Lisa Murkowski Suddenly Realizes She Got Played on Trump Budget Bill
The Alaska senator clearly thought the leopards would never eat her face.

Remember all of those hefty handouts Alaska Senator Lisa Murkowski won in exchange for sealing the deal on Donald Trump’s behemoth budget bill? It looks like the president has found a way to get out of delivering.
“I feel cheated,” Murkowski told the Anchorage Daily News Friday. “I feel like we made a deal and then hours later, a deal was made to somebody else.”
Ahead of the bill’s passage earlier this month, Murkowski had co-sponsored an amendment to ease the phaseout of tax credits for solar and wind energy under the Biden-era Inflation Reduction Act. Her measure would ensure a 12-month window for clean energy projects, which would end in 2027. These tax credits would help to alleviate a looming energy crisis along Alaska’s Railbelt, the electrical grid that serves roughly 75 percent of the population, due to declining resources of natural gas.
Trump threw a wrench in that agreement Friday when he issued an executive order to “end market distorting subsidies” for green energy projects.

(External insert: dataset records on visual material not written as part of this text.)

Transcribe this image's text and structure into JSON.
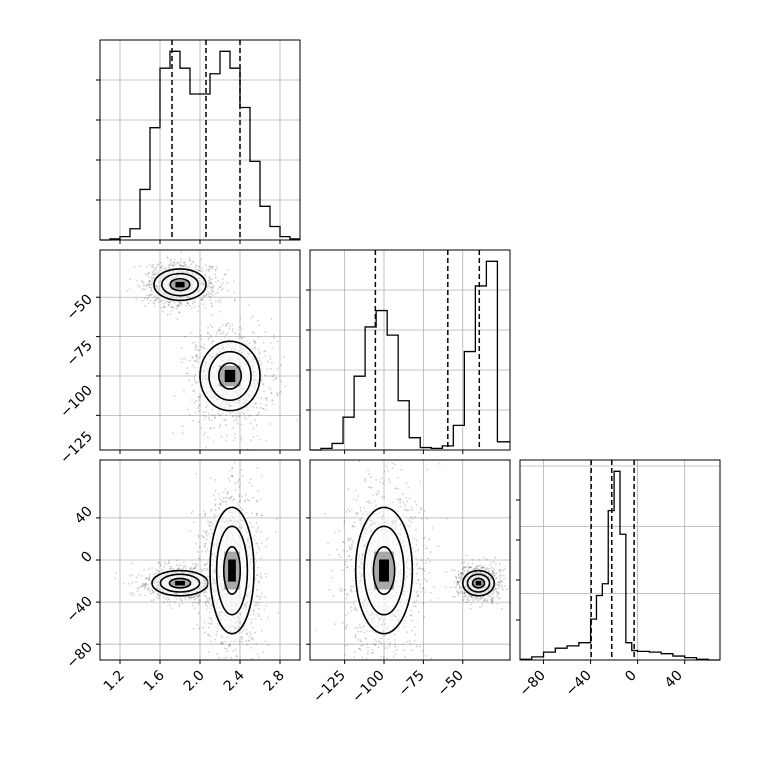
{
  "chart_data": {
    "type": "corner",
    "grid": true,
    "histograms": [
      {
        "panel": "p1",
        "x_range": [
          1.0,
          3.0
        ],
        "bins": [
          1.0,
          1.1,
          1.2,
          1.3,
          1.4,
          1.5,
          1.6,
          1.7,
          1.8,
          1.9,
          2.0,
          2.1,
          2.2,
          2.3,
          2.4,
          2.5,
          2.6,
          2.7,
          2.8,
          2.9,
          3.0
        ],
        "counts": [
          0,
          1,
          3,
          10,
          45,
          100,
          153,
          168,
          153,
          130,
          130,
          148,
          168,
          153,
          118,
          70,
          30,
          12,
          3,
          1
        ],
        "quantiles": [
          1.72,
          2.06,
          2.4
        ]
      },
      {
        "panel": "p2",
        "x_range": [
          -147,
          -20
        ],
        "bins": [
          -147,
          -140,
          -133,
          -126,
          -119,
          -112,
          -105,
          -98,
          -91,
          -84,
          -77,
          -70,
          -63,
          -56,
          -49,
          -42,
          -35,
          -28,
          -20
        ],
        "counts": [
          0,
          2,
          8,
          40,
          90,
          150,
          170,
          140,
          60,
          15,
          3,
          2,
          5,
          30,
          120,
          200,
          230,
          10
        ],
        "quantiles": [
          -105.5,
          -59.5,
          -39.5
        ]
      },
      {
        "panel": "p3",
        "x_range": [
          -100,
          70
        ],
        "bins": [
          -100,
          -90,
          -80,
          -70,
          -60,
          -50,
          -40,
          -35,
          -30,
          -25,
          -20,
          -15,
          -10,
          -5,
          0,
          10,
          20,
          30,
          40,
          50,
          60,
          70
        ],
        "counts": [
          1,
          4,
          10,
          15,
          18,
          22,
          52,
          82,
          97,
          190,
          240,
          160,
          22,
          12,
          11,
          10,
          8,
          5,
          3,
          1,
          0
        ],
        "quantiles": [
          -39.5,
          -22,
          -3
        ]
      }
    ],
    "scatter_panels": [
      {
        "panel": "s21",
        "x_range": [
          1.0,
          3.0
        ],
        "y_range": [
          -147,
          -20
        ],
        "modes": [
          {
            "center": [
              1.8,
              -42
            ],
            "spread": [
              0.13,
              5
            ],
            "weight": 0.5
          },
          {
            "center": [
              2.3,
              -100
            ],
            "spread": [
              0.15,
              11
            ],
            "weight": 0.5
          }
        ]
      },
      {
        "panel": "s31",
        "x_range": [
          1.0,
          3.0
        ],
        "y_range": [
          -95,
          95
        ],
        "modes": [
          {
            "center": [
              1.8,
              -22
            ],
            "spread": [
              0.14,
              6
            ],
            "weight": 0.4
          },
          {
            "center": [
              2.32,
              -10
            ],
            "spread": [
              0.11,
              30
            ],
            "weight": 0.6
          }
        ]
      },
      {
        "panel": "s32",
        "x_range": [
          -147,
          -20
        ],
        "y_range": [
          -95,
          95
        ],
        "modes": [
          {
            "center": [
              -100,
              -10
            ],
            "spread": [
              9,
              30
            ],
            "weight": 0.6
          },
          {
            "center": [
              -40,
              -22
            ],
            "spread": [
              5,
              6
            ],
            "weight": 0.4
          }
        ]
      }
    ],
    "tick_labels": {
      "x_bottom_1": [
        "1.2",
        "1.6",
        "2.0",
        "2.4",
        "2.8"
      ],
      "x_bottom_2": [
        "−125",
        "−100",
        "−75",
        "−50"
      ],
      "x_bottom_3": [
        "−80",
        "−40",
        "0",
        "40"
      ],
      "y_left_2": [
        "−50",
        "−75",
        "−100",
        "−125"
      ],
      "y_left_3": [
        "40",
        "0",
        "−40",
        "−80"
      ]
    }
  }
}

The order directs Treasury Secretary Scott Bessent to take actions to “strictly enforce the termination of the clean electricity production and investment tax credits.”

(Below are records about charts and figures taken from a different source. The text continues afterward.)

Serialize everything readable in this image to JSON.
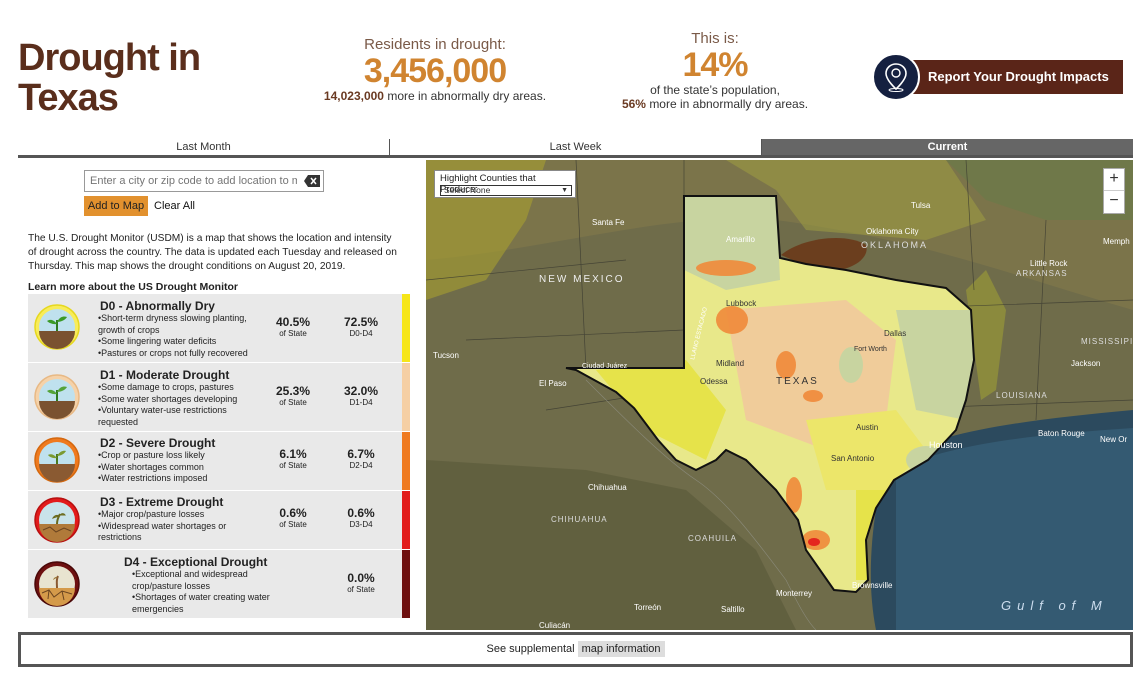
{
  "header": {
    "title_line1": "Drought in",
    "title_line2": "Texas",
    "residents_label": "Residents in drought:",
    "residents_value": "3,456,000",
    "abnormal_value": "14,023,000",
    "abnormal_text": "more in abnormally dry areas.",
    "this_is_label": "This is:",
    "pop_pct": "14%",
    "pop_text": "of the state’s population,",
    "pop_more_pct": "56%",
    "pop_more_text": "more in abnormally dry areas.",
    "report_button": "Report Your Drought Impacts"
  },
  "tabs": [
    "Last Month",
    "Last Week",
    "Current"
  ],
  "search": {
    "placeholder": "Enter a city or zip code to add location to map",
    "add_button": "Add to Map",
    "clear_all": "Clear All"
  },
  "description": "The U.S. Drought Monitor (USDM) is a map that shows the location and intensity of drought across the country. The data is updated each Tuesday and released on Thursday. This map shows the drought conditions on August 20, 2019.",
  "learn_more": "Learn more about the US Drought Monitor",
  "categories": [
    {
      "name": "D0 - Abnormally Dry",
      "bullets": [
        "Short-term dryness slowing planting, growth of crops",
        "Some lingering water deficits",
        "Pastures or crops not fully recovered"
      ],
      "pct_state": "40.5%",
      "pct_label": "of State",
      "pct_cum": "72.5%",
      "cum_label": "D0-D4",
      "color": "#f6e619"
    },
    {
      "name": "D1 - Moderate Drought",
      "bullets": [
        "Some damage to crops, pastures",
        "Some water shortages developing",
        "Voluntary water-use restrictions requested"
      ],
      "pct_state": "25.3%",
      "pct_label": "of State",
      "pct_cum": "32.0%",
      "cum_label": "D1-D4",
      "color": "#f5cfa4"
    },
    {
      "name": "D2 - Severe Drought",
      "bullets": [
        "Crop or pasture loss likely",
        "Water shortages common",
        "Water restrictions imposed"
      ],
      "pct_state": "6.1%",
      "pct_label": "of State",
      "pct_cum": "6.7%",
      "cum_label": "D2-D4",
      "color": "#ef7a1f"
    },
    {
      "name": "D3 - Extreme Drought",
      "bullets": [
        "Major crop/pasture losses",
        "Widespread water shortages or restrictions"
      ],
      "pct_state": "0.6%",
      "pct_label": "of State",
      "pct_cum": "0.6%",
      "cum_label": "D3-D4",
      "color": "#e21b1b"
    },
    {
      "name": "D4 - Exceptional Drought",
      "bullets": [
        "Exceptional and widespread crop/pasture losses",
        "Shortages of water creating water emergencies"
      ],
      "pct_state": "0.0%",
      "pct_label": "of State",
      "color": "#6e1010"
    }
  ],
  "map": {
    "highlight_label": "Highlight Counties that Produce:",
    "highlight_selected": "Select None",
    "zoom_in": "+",
    "zoom_out": "−",
    "places": [
      "Santa Fe",
      "Amarillo",
      "Oklahoma City",
      "OKLAHOMA",
      "Tulsa",
      "Memph",
      "NEW MEXICO",
      "Little Rock",
      "ARKANSAS",
      "Lubbock",
      "Dallas",
      "Fort Worth",
      "MISSISSIPI",
      "Tucson",
      "El Paso",
      "Ciudad Juárez",
      "Midland",
      "Odessa",
      "TEXAS",
      "Jackson",
      "LOUISIANA",
      "Baton Rouge",
      "New Or",
      "Austin",
      "Houston",
      "San Antonio",
      "Chihuahua",
      "CHIHUAHUA",
      "COAHUILA",
      "Monterrey",
      "Torreón",
      "Saltillo",
      "Brownsville",
      "Culiacán",
      "Gulf of M",
      "LLANO ESTACADO"
    ]
  },
  "footer": {
    "text": "See supplemental",
    "link": "map information"
  }
}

Now Murkowski claims that she and her pals were duped. “Do I feel like the administration was not being up-front with us? Yes,” she told the Anchorage Daily News.
She torched Trump’s order as “reckless,” claiming that it directly “goes against” what he signed into law earlier this month with the budget.
Murkowski was the deciding vote to pass Trump’s “big, beautiful bill” through the Senate, green-lighting the gutting of social programs such as SNAP and Medicaid while extending tax breaks for the rich, and agreeing to add trillions to the national deficit. She’d sent the bill back to the House with the hopes that lawmakers would continue to refine the massive tax and spending bill, only for it to be immediately passed and then signed into law.
But under the Trump administration, which regularly skirts congressional authority to withhold federal spending and obliterate government agencies, lawmakers should know better than to think the president actually cares about the law of the land.